[WATCH] It could have been worse... Arrigo says of PN’s worst ever electoral defeat

The Nationalist Party deputy leader said that considering all that has happened since Adrian Delia’s election, the PN could have suffered a worse defeat

Nationalist Party deputy leader Robert Arrigo said that when considering some of the polling before the election, the PN did not suffer a bad drubbing
Nationalist Party deputy leader Robert Arrigo said that when considering some of the polling before the election, the PN did not suffer a bad drubbing

Nationalist Party deputy leader Robert Arrigo has insisted that what appears to be the largest electoral loss since independence wasn’t the worst result the party could have registered in yesterday's MEP election.  

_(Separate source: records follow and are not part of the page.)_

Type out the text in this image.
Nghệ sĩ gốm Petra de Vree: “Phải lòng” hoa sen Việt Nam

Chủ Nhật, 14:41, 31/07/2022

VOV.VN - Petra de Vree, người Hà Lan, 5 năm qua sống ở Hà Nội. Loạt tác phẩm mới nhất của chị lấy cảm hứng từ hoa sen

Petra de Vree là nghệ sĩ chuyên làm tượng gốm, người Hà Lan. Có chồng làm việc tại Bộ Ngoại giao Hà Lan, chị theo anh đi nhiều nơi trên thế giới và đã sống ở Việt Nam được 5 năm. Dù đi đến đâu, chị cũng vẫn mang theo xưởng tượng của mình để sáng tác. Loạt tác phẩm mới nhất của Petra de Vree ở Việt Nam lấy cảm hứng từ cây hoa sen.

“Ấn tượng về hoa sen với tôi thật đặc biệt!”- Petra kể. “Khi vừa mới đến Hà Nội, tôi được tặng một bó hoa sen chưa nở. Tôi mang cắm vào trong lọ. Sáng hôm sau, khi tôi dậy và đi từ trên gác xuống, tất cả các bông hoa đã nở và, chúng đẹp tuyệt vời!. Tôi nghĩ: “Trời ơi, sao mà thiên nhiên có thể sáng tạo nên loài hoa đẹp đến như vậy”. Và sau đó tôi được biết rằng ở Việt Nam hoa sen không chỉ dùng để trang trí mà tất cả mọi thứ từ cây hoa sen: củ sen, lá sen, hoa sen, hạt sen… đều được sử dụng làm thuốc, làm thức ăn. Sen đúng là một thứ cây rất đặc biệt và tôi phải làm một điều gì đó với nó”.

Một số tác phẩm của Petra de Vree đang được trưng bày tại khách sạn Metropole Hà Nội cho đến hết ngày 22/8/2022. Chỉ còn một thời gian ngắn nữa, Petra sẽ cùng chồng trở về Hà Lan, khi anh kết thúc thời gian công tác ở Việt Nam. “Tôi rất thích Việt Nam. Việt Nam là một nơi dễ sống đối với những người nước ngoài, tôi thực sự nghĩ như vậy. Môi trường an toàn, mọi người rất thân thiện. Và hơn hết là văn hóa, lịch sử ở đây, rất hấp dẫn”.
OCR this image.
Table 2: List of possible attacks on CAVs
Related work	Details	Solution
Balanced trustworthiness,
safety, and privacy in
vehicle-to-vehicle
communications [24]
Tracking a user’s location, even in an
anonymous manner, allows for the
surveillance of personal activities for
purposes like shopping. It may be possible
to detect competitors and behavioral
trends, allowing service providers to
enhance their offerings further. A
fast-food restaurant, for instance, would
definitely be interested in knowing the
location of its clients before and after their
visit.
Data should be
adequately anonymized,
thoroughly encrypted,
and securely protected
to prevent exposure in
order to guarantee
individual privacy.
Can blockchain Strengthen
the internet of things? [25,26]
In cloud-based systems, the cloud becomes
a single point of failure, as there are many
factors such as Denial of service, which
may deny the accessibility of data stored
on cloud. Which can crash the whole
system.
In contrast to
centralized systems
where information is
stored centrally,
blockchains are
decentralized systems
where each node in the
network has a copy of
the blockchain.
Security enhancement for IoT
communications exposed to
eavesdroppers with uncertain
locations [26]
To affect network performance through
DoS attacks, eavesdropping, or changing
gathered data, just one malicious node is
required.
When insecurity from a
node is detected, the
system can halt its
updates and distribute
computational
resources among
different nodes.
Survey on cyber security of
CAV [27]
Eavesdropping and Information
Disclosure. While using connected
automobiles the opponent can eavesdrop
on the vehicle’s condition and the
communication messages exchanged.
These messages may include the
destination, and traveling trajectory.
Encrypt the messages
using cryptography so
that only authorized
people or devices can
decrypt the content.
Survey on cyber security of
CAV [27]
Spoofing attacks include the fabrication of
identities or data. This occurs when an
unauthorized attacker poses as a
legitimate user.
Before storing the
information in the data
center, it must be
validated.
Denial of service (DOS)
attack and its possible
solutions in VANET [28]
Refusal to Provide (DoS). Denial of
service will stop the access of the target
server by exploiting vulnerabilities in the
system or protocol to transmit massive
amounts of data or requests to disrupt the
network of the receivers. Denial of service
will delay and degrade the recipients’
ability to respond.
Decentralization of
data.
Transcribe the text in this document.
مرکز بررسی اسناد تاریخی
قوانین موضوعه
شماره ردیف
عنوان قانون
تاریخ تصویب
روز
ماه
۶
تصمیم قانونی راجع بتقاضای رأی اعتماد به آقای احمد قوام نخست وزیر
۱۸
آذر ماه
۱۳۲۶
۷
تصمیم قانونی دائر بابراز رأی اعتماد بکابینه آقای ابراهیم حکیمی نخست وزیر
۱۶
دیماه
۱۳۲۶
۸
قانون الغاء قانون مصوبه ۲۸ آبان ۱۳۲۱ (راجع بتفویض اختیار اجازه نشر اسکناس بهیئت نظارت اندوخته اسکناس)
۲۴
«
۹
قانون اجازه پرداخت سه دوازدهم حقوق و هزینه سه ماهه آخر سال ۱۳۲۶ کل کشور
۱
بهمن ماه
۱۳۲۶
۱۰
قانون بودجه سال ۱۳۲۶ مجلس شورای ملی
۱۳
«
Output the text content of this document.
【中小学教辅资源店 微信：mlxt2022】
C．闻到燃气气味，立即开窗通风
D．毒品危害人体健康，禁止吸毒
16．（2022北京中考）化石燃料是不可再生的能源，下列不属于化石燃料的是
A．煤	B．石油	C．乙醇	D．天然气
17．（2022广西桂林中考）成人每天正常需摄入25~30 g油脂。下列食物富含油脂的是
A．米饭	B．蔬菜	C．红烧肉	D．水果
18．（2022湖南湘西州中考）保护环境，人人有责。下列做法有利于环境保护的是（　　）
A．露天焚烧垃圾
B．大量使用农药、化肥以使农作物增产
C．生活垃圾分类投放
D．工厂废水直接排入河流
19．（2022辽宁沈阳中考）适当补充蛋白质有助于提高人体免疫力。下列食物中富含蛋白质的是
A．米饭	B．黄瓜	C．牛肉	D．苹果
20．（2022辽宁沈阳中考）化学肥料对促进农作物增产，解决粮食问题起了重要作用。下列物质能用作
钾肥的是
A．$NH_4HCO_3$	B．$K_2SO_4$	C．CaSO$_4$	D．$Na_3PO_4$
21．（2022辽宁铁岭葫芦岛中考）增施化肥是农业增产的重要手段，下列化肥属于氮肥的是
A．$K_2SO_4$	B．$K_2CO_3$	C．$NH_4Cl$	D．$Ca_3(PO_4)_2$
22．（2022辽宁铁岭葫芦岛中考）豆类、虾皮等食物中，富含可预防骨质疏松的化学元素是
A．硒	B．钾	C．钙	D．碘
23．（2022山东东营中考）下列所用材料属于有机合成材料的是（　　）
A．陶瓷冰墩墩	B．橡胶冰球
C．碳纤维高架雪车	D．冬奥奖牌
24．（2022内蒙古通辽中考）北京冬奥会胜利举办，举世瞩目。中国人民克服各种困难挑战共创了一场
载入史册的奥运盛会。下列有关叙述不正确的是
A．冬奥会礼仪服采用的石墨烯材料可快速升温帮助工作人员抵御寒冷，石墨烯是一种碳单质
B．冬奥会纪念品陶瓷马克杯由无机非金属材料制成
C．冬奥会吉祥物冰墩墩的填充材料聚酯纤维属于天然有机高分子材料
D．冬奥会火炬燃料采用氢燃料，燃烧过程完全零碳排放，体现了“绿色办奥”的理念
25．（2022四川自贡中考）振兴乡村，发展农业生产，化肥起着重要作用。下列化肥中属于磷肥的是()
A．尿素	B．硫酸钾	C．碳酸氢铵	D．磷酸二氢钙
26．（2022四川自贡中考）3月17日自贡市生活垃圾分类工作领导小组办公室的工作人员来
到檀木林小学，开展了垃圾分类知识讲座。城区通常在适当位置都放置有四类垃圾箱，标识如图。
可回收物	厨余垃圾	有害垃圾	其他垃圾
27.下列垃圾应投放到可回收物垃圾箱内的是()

Some two hours after counting agents started checking votes, Prime Minister Joseph Muscat announced on state television that it appeared as though Labour had obtained 55% of the vote, with the PN pulling in 37%. Muscat said Labour was likely to win a fourth seat at the European Parliament.

Asked for his reaction, and about whether the PN was projecting a similar result, Arrigo said the PN’s numbers were telling a “slightly different story” and would need to wait a bit longer before confirming the actual number.

“But if the Prime Minister spoke in this way, I assume he has information we don’t,” he added.

He went on to say that despite being a largest ever electoral loss since Malta gained independence, the result could have been much worse.

“If it is 45,000 thousand it is far lower than some of the projections we saw before the election. Some sections of the media were at a point projecting a 100,000-vote difference. That would have been a real drubbing,” Arrigo said.

He said: “considering that you had a new administration come in half-way through this legislature and all the situations that were created, the PN didn’t do badly”.

“I’m not happy, I would have liked a smaller margin and I would have liked us to keep the third seat but the people - those of them who bothered to vote, because there were almost 100,000 who didn’t – I think the PN wasn’t destroyed.”